What you need to consider when outsourcing
There are a number of common pitfalls businesses fall into when outsourcing to external service providers. While transitioning in-house teams to a remote environment will have been second nature to many tech organisations, integrating overseas teams seamlessly is a different challenge altogether. The potential upsides will seem attractive, but it is crucial that businesses follow these best practices to ensure the perfect fit.
Avoid the cheapest option
There is no denying that the most appealing aspect of outsourcing tech development overseas will be the impact on costs. The smaller overheads and reduced fixed costs associated with teams from emergent tech hub economies, for example in Eastern Europe or Asia, can produce high quality output for a comparatively small price.
The benefits are clear – so it may even be tempting to go too far to make the largest saving possible. I believe this is unwise. Finding the right balance between costing and quality is crucial, so ensuring a positive relationship will require not only careful due diligence, but in some cases looser purse strings.
Experience is crucial
Experience matters. You should evaluate potential external service providers joining your team just as you would a prospective in-house employee – so don’t be afraid to check they can demonstrate their capacity to produce the outcomes you want.
I would encourage businesses to select vendors based on two factors: firstly, their case studies evidencing an ability to create the tech you need, as well as examples of positive relationships with other firms in your industry. Demonstrable tech and sector experience will help you to review the developer’s work within the specific context of your business needs – make sure they tick both those boxes.

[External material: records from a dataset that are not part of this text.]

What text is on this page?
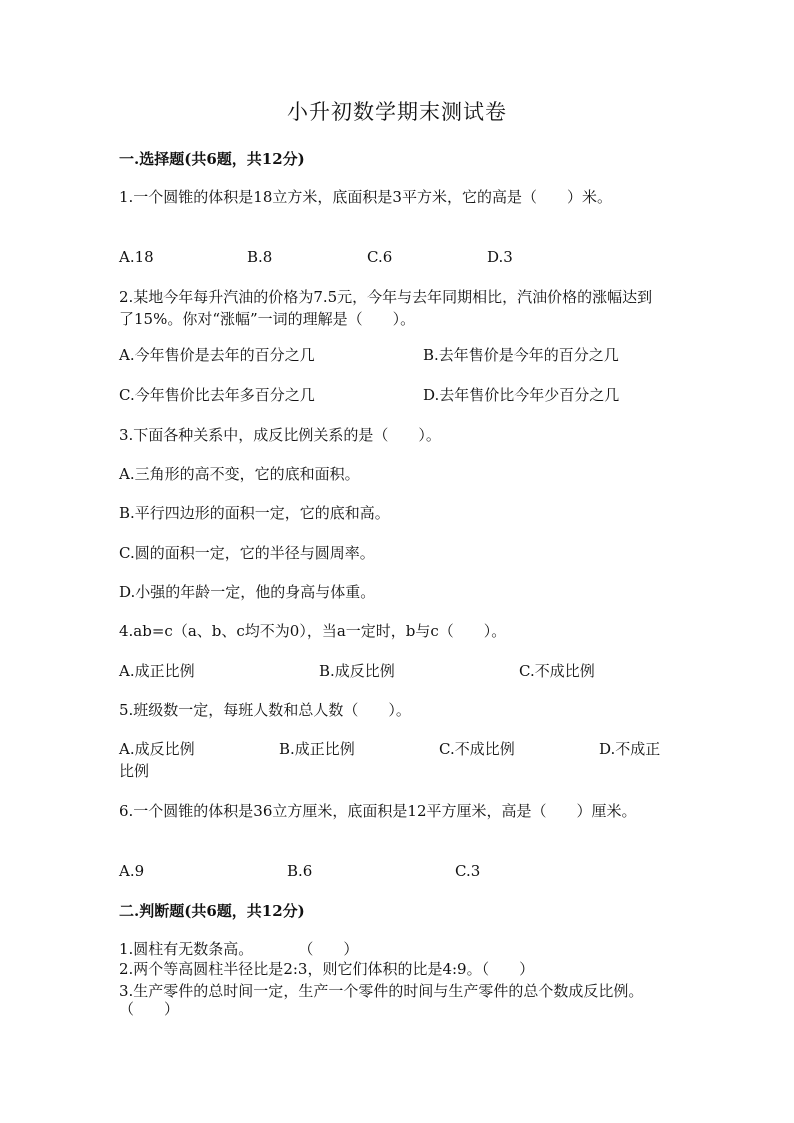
小升初数学期末测试卷
一.选择题(共6题，共12分)
1.一个圆锥的体积是18立方米，底面积是3平方米，它的高是（　　）米。
A.18	B.8	C.6	D.3
2.某地今年每升汽油的价格为7.5元，今年与去年同期相比，汽油价格的涨幅达到了15%。你对“涨幅”一词的理解是（　　）。
A.今年售价是去年的百分之几	B.去年售价是今年的百分之几
C.今年售价比去年多百分之几	D.去年售价比今年少百分之几
3.下面各种关系中，成反比例关系的是（　　）。
A.三角形的高不变，它的底和面积。
B.平行四边形的面积一定，它的底和高。
C.圆的面积一定，它的半径与圆周率。
D.小强的年龄一定，他的身高与体重。
4.ab=c（a、b、c均不为0），当a一定时，b与c（　　）。
A.成正比例	B.成反比例	C.不成比例
5.班级数一定，每班人数和总人数（　　）。
A.成反比例	B.成正比例	C.不成比例	D.不成正
比例
6.一个圆锥的体积是36立方厘米，底面积是12平方厘米，高是（　　）厘米。
A.9	B.6	C.3
二.判断题(共6题，共12分)
1.圆柱有无数条高。　　　　（　　）
2.两个等高圆柱半径比是2:3，则它们体积的比是4:9。（　　）
3.生产零件的总时间一定，生产一个零件的时间与生产零件的总个数成反比例。（　　）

Online reviews and feedback should also be easy to find – particularly if it is negative. A quick internet search should be able to offer a good impression of a vendor’s history, including an insight into their past projects and results, and their track record for quality and reliability. Further, third parties such as The Sourcing Hub exist to do much of this legwork for clients – we can identify the ideal vendor based on our pre-vetted list of technology partners.
Find the perfect fit
Many businesses will focus on the importance of finding the right technical fit, while inadvertently ignoring the value of a good cultural fit. While ensuring that vendors tick the rights skills, experience and abilities is a crucial first step, businesses should also be on the lookout for partners that align with their organisation’s culture and values.
Before you commit to outsourcing overseas, it is crucial to ensure you will be able to communicate efficiently and share values and goals between your separated teams for the duration the relationship. Be aware of teams who are, for example, misaligned with your style of communication and do not seem passionate about achieving standout results. A mutual understanding of the needs and broader mission of your teams will go a long way to developing a fruitful relationship.
Outsourcing will become an increasingly attractive idea for many businesses who need short term savings without compromising on quality. By carefully assessing prospective partners before making a commitment, companies in the UK will not only benefit from international talent, but in turn also retain their competitive advantage in the global market.